Creative in association withGear Seven

Marie Curie Leads National Day of Reflection to Remember Those Lost to the Pandemic 

Advertising Agency
London, UK
Integrated campaign marking the National Day of Reflection was developed by long-term partner, Saatchi & Saatchi 

Today, Marie Curie is launching a campaign, National Day of Reflection, to bring the nation together to remember those who died during the pandemic. 

The UK’s leading end of life charity is spearheading a National Day of Reflection on 23rd March, the anniversary of the UK’s first lockdown. 

Marie Curie alongside 70 supporting organisations are asking the nation to take a ‘minute to reflect and a moment to connect’, to remember, grieve for and celebrate the life of anyone who has died during the last year and to show solidarity for the millions of people who have been bereaved.  

“A National Day of Reflection will be especially important for the estimated 6 million people who have been bereaved since the pandemic began, who have been unable to properly say goodbye or comfort their family, friends, and colleagues in their grief. We want the nation to take a moment in time to reflect on the overwhelming loss of life we’ve faced and to reach out and connect with someone who is grieving – either by having a chat, sending a card, a message or spring flowers”, said Marie Curie director of communications, marketing and digital, Esther Jackson.   

To support the essential role Marie Curie plays in supporting people at the end of their life, and drive awareness of the National Day of Reflection, Saatchi & Saatchi created an integrated campaign that encourages the nation to come together to remember those who died during the pandemic and support those experiencing bereavement.  

At the centre of the campaign is a 60s film which uses powerful visuals of possessions of real people and families, as well as additional footage and imagery to convey a message of remembrance. 30s and 15s versions of the film will also run across TV and social media as part of the campaign. 

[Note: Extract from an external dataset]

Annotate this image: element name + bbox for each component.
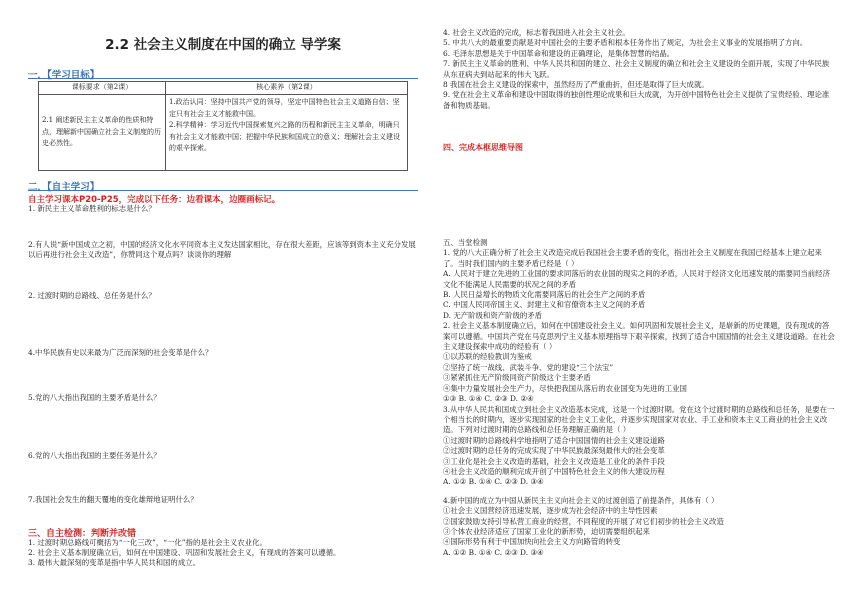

Carol Telfer is a chaplain at Marie Curie’s Glasgow Hospice. Her dad Jim, from Clydebank, was a reprographics manager. He worked at John Brown’s shipbuilding company and was an electrical draftsman on the QE2. He was diagnosed with vascular dementia last year and died on January 18, following a short illness with Covid. He was 89. Jim’s chair features in the 60s film. Carol said:  

“I wanted dad to be part of this campaign to show all the people across the UK who are grieving that they’re not alone. That what we’ve all been through is significant, and that whether you’ve lost someone personally or not, we all need to be doing something to remember these people – and help the people who have been bereaved to process their grief. My step-mum took the photograph of dad’s chair. She said it was the most difficult photograph she’d ever taken in her life. It was then, when I got the photo, that the significance of that empty space really hit me.  

“Dad’s empty chair represents so much for us as a family. That he’s really gone, it’s final, he’s never coming back. And there are so many people going through that across the country and the world, in the hardest of circumstances during a pandemic.”  

The film is accompanied by ‘Supermarket Flowers’ by Ed Sheeran, a song which was written about his late grandmother.  The TV ad concludes with the line ‘take a minute to reflect and a moment to connect’.   

Guillermo Vega, CCO of Saatchi & Saatchi, said: “Whether it’s a photo on the wall, a wedding dress, the chair they used to sit in or the pen they used – possessions like this help us to feel close to the ones we love and those we’ve lost. We wanted to support the hugely important work that Marie Curie does and honour a challenging year for people up and down the country by conveying a message that while the person may no longer be with us, we can keep their memory alive – and that’s something to cherish right now.”  

Other aspects of the campaign include a crafted coffee table book which will feature the objects left behind from the loved ones, alongside their name and their personal stories.  

The campaign will be initially rolled out on TV, social and digital (including Facebook and YouTube), followed by radio and placements during the ad breaks of ITV’s new drama ‘The Year That Changed Britain’ and C4’s ‘The Great Pottery Throwdown’ and ‘The Corona Debate’.  

The National Day of Reflection will see; a nationwide minute of silence at 12 noon, followed by a bell toll at 12:01, and the nation appearing on their doorsteps at 20:00 to shine a light using phones, candles, torches – signifying a beacon of remembrance and support for the millions of people that have been bereaved over the last 12 months. Prominent buildings and iconic landmarks will also light up across the UK.  

The charity, renowned for one of the UK’s most recognisable annual charity campaigns, the Great Daffodil Appeal in March, hopes that the National Day of Reflection will become an annual event.